In Russia, media censorship is taking place in the form of secret police intimidation and increasingly, the beatings and murders of those who dare to report on government wrongdoings.

Vyacheslav Yaroshenko, the former Editor on Chief of the Russian newspaper Koruptsiya i Kriminal, died yesterday after two months in a coma incurred from being beaten in front of his home.
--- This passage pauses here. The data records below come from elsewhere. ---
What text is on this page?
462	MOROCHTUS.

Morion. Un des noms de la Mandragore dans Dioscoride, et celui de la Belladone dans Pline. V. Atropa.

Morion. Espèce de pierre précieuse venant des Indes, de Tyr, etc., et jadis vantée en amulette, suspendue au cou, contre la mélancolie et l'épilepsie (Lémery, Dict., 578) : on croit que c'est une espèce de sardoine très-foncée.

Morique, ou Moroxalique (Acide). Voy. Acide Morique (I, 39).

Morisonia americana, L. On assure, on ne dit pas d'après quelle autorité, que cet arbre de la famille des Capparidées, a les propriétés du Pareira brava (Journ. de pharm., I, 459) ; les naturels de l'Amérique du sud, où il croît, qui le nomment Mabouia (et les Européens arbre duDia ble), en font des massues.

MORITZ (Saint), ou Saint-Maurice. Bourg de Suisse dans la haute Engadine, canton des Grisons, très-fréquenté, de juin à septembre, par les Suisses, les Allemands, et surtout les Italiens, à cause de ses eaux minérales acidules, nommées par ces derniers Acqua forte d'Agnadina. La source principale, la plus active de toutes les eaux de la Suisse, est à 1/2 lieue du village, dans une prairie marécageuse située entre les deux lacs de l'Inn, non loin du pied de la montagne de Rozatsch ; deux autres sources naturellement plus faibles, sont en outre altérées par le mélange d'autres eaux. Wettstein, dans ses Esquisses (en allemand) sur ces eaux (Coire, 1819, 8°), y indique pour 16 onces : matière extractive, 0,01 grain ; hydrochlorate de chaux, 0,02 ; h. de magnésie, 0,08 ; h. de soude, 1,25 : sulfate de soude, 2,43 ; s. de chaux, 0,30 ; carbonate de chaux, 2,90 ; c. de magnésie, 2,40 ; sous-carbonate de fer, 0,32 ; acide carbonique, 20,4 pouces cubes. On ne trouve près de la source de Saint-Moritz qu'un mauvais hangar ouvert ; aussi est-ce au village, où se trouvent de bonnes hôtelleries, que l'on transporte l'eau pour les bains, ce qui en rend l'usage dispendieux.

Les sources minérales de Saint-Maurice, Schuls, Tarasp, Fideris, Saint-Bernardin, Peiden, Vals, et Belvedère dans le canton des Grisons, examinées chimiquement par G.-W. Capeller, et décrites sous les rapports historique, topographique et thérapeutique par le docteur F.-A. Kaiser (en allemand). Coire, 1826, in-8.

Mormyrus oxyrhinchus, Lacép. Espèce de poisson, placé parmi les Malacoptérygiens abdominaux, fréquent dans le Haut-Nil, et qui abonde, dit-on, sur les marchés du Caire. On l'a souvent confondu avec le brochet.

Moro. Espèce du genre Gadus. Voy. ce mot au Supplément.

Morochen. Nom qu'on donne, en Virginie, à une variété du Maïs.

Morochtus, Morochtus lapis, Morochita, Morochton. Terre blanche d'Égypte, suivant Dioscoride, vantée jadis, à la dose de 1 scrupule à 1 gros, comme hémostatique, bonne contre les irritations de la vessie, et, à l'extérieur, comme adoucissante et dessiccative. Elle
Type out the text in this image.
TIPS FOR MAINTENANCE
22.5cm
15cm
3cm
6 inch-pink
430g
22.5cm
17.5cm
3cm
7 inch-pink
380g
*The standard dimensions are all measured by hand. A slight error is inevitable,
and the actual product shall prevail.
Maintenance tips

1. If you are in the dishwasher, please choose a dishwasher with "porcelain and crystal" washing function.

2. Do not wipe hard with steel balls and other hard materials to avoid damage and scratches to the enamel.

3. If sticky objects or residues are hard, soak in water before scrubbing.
The authorities have refused to investigate the death, claiming first that Yaroshenko was in a street fight and then changing their story to later say he fell off a ladder.

The newspaper's name translates to Corruption and Crime and indeed Yaroshenko's paper dedicated itself to exposing government corruption and criminality among the Russian police.

"I don't have even the smallest doubt," said former colleague Sergey Sleptsov, about the possibility of government involvement in the death. "Our newspaper was published on eight pages; seven of them were allotted to corruption in the law enforcement structures." The paper intends to hold its own investigation into the death.

"There is an urgent need for an impartial investigation into all the circumstances of Yaroshenko’s death,” says Reporters Without Borders. “The Russian authorities cannot keep covering up crimes of violence against journalists by pretending they were accidents and leaving those responsible at large, completely unpunished.”

Russia is the third deadliest country in the world for journalists and the ninth worst in solving reporters' killings, according to CPJ.

His death comes just five days after a retrial was ordered in the killing of another Russian journalist, Anna Politkovskaya. Politkovskaya was a vocal Kremlin critic and in her case, the four men accused of killing her were originally acquitted and so far no investigation has been made into who ordered her killing.

Seventeen journalists have been murdered or died under suspicious circumstances since 2000 according to CPJ.